Direktur Jenderal Pengaturan Politik Indonesia, Adi Praitano, mengatakan pejabat publik yang berstatus tokoh agama harus hati-hati dalam berkata-kata. Adi mengatakan, meski bermaksud bercanda, namun ucapan Mataf menyinggung dan mempermalukan orang lemah.
Menurutnya, seorang pengembang harus belajar dari Gus Dore tentang selera humornya yang sangat diapresiasi masyarakat.
Dikatakannya, tak hanya jenaka dan menghibur, namun humor Gus Dore sangat inspiratif dan sarat edukasi yang mencerahkan. Gus Dorr, kata dia, juga tidak pernah mempermalukan atau menganiaya orang lemah.
“Saya kira Pravo harus serius mengevaluasi orang-orang disekitarnya yang suka melakukan kesalahan dan mencoreng citra Pravo sebagai presiden. Jangan biarkan setetes nila merusak teko susu,” kata Adi Vahe Hasra.
Anang menilai seorang pengembang memang pantas dicopot dari jabatannya atas perbuatannya. Ia mengatakan, Presiden Prabo baru-baru ini mengambil kebijakan populis yang agresif dan berpihak pada masyarakat kecil.
Salah satunya, Anang, menyinggung soal kenaikan gaji guru. Namun, tambahnya, apa yang dilakukan Mechacha bertolak belakang dengan apa yang dilakukan Pravo.
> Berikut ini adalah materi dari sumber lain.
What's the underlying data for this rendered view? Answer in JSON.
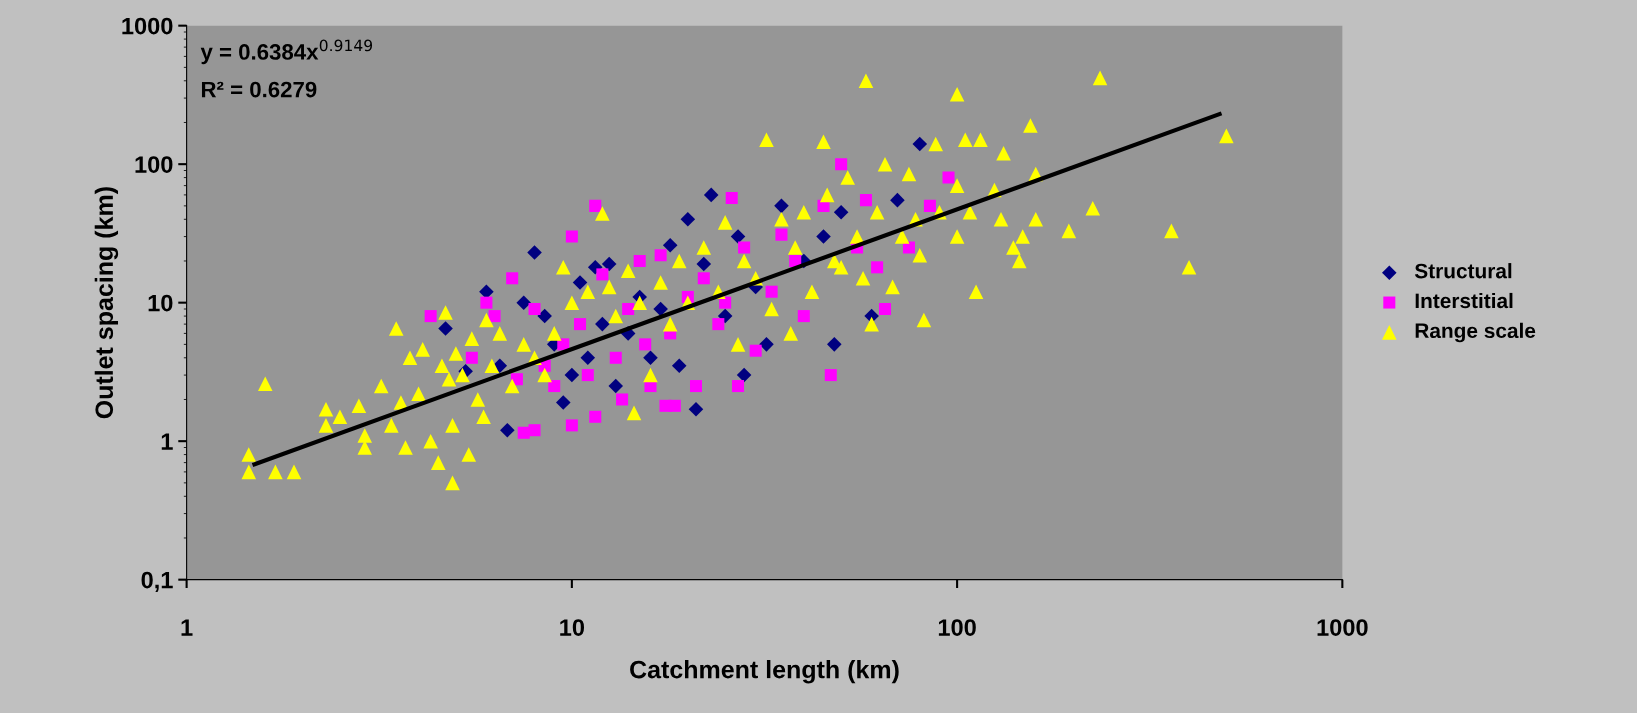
{
  "chart_data": {
    "type": "scatter",
    "xlabel": "Catchment length (km)",
    "ylabel": "Outlet spacing (km)",
    "log": "xy",
    "xlim": [
      1,
      1000
    ],
    "ylim": [
      0.1,
      1000
    ],
    "xticks": [
      1,
      10,
      100,
      1000
    ],
    "yticks": [
      {
        "value": 0.1,
        "label": "0,1"
      },
      1,
      10,
      100,
      1000
    ],
    "grid": false,
    "legend": "right",
    "annotations": [
      "y = 0.6384x$^{0.9149}$",
      "R² = 0.6279"
    ],
    "series": [
      {
        "name": "Structural",
        "color": "#000080",
        "marker": "diamond",
        "x": [
          4.7,
          5.3,
          6,
          6.5,
          6.8,
          7.5,
          8,
          8.5,
          9,
          9.5,
          10,
          10.5,
          11,
          11.5,
          12,
          12.5,
          13,
          14,
          15,
          16,
          17,
          18,
          19,
          20,
          21,
          22,
          23,
          25,
          27,
          28,
          30,
          32,
          35,
          40,
          45,
          48,
          50,
          60,
          70,
          80
        ],
        "values": [
          6.5,
          3.2,
          12,
          3.5,
          1.2,
          10,
          23,
          8,
          5,
          1.9,
          3,
          14,
          4,
          18,
          7,
          19,
          2.5,
          6,
          11,
          4,
          9,
          26,
          3.5,
          40,
          1.7,
          19,
          60,
          8,
          30,
          3,
          13,
          5,
          50,
          20,
          30,
          5,
          45,
          8,
          55,
          140
        ]
      },
      {
        "name": "Interstitial",
        "color": "#ff00ff",
        "marker": "square",
        "x": [
          4.3,
          5.5,
          6,
          6.3,
          7,
          7.2,
          7.5,
          8,
          8,
          8.5,
          9,
          9.5,
          10,
          10,
          10.5,
          11,
          11.5,
          11.5,
          12,
          13,
          13.5,
          14,
          15,
          15.5,
          16,
          17,
          17.5,
          18,
          18.5,
          20,
          21,
          22,
          24,
          25,
          26,
          27,
          28,
          30,
          33,
          35,
          38,
          40,
          45,
          47,
          50,
          55,
          58,
          62,
          65,
          75,
          85,
          95
        ],
        "values": [
          8,
          4,
          10,
          8,
          15,
          2.8,
          1.15,
          1.2,
          9,
          3.5,
          2.5,
          5,
          30,
          1.3,
          7,
          3,
          50,
          1.5,
          16,
          4,
          2,
          9,
          20,
          5,
          2.5,
          22,
          1.8,
          6,
          1.8,
          11,
          2.5,
          15,
          7,
          10,
          57,
          2.5,
          25,
          4.5,
          12,
          31,
          20,
          8,
          50,
          3,
          100,
          25,
          55,
          18,
          9,
          25,
          50,
          80
        ]
      },
      {
        "name": "Range scale",
        "color": "#ffff00",
        "marker": "triangle",
        "x": [
          1.45,
          1.45,
          1.6,
          1.7,
          1.9,
          2.3,
          2.3,
          2.5,
          2.8,
          2.9,
          2.9,
          3.2,
          3.4,
          3.5,
          3.6,
          3.7,
          3.8,
          4,
          4.1,
          4.3,
          4.5,
          4.6,
          4.7,
          4.8,
          4.9,
          4.9,
          5,
          5.2,
          5.4,
          5.5,
          5.7,
          5.9,
          6,
          6.2,
          6.5,
          7,
          7.5,
          8,
          8.5,
          9,
          9.5,
          10,
          11,
          12,
          12.5,
          13,
          14,
          14.5,
          15,
          16,
          17,
          18,
          19,
          20,
          22,
          24,
          25,
          27,
          28,
          30,
          32,
          33,
          35,
          37,
          38,
          40,
          42,
          45,
          46,
          48,
          50,
          52,
          55,
          57,
          58,
          60,
          62,
          65,
          68,
          72,
          75,
          78,
          80,
          82,
          88,
          90,
          100,
          100,
          100,
          105,
          108,
          112,
          115,
          125,
          130,
          132,
          140,
          145,
          148,
          155,
          160,
          160,
          195,
          225,
          235,
          360,
          400,
          500
        ],
        "values": [
          0.8,
          0.6,
          2.6,
          0.6,
          0.6,
          1.7,
          1.3,
          1.5,
          1.8,
          1.1,
          0.9,
          2.5,
          1.3,
          6.5,
          1.9,
          0.9,
          4,
          2.2,
          4.6,
          1.0,
          0.7,
          3.5,
          8.5,
          2.8,
          0.5,
          1.3,
          4.3,
          3,
          0.8,
          5.5,
          2,
          1.5,
          7.5,
          3.5,
          6,
          2.5,
          5,
          4,
          3,
          6,
          18,
          10,
          12,
          44,
          13,
          8,
          17,
          1.6,
          10,
          3,
          14,
          7,
          20,
          10,
          25,
          12,
          38,
          5,
          20,
          15,
          150,
          9,
          40,
          6,
          25,
          45,
          12,
          145,
          60,
          20,
          18,
          80,
          30,
          15,
          400,
          7,
          45,
          100,
          13,
          30,
          85,
          40,
          22,
          7.5,
          140,
          45,
          320,
          70,
          30,
          150,
          45,
          12,
          150,
          65,
          40,
          120,
          25,
          20,
          30,
          190,
          40,
          85,
          33,
          48,
          420,
          33,
          18,
          160
        ]
      },
      {
        "type": "line",
        "color": "#000000",
        "marker": "none",
        "line_style": "solid",
        "x": [
          1.5,
          480
        ],
        "values": [
          0.68,
          230
        ]
      }
    ]
  }
}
“Tapi ternyata utusan khusus ini bukannya melindungi masyarakat kecil, tapi justru istilahnya hina. Lebih dari hina, lalu makian. Ini tidak lazim. Ya kalau dibilang pantas diberhentikan, menurut saya itu sepadan,” kata Anang.
Namun, dia pesimistis Pravo berani mengambil keputusan tersebut.
Anang menilai, seorang pengembang ditunjuk bukan karena prestasi, integritas, dan kredibilitasnya. Tapi karena perannya dalam pemilihan presiden.
Oleh karena itu, saya pesimistis Presiden Prabo berani menggulingkannya, padahal dia memang pantas digulingkan, ujarnya.
Sementara itu, Pengamat politik Universitas Unpad (Unpad) Konto Adi Wibo menilai Presiden Prabo harusnya memberikan teguran terbuka dan terbuka kepada pihak pengembang atas perbuatannya.
Jadi teguran itu bukan urusan pribadi karena itu urusan presiden dan utusan presiden, bukan urusan Pac Prabo dan kuncinya, kata Conto.
Ia mengatakan, sebagai utusan presiden, pengembang mempunyai kehormatan seperti seorang presiden. Meski tidak menjelek-jelekkan agama lain, kuncinya mempermalukan teman-temannya.
Seharusnya teguran Pak Prabo itu disampaikan. Untuk teguran, apa yang harus dilakukan dan seorang pengembang berjanji tidak akan mengulanginya lagi, katanya.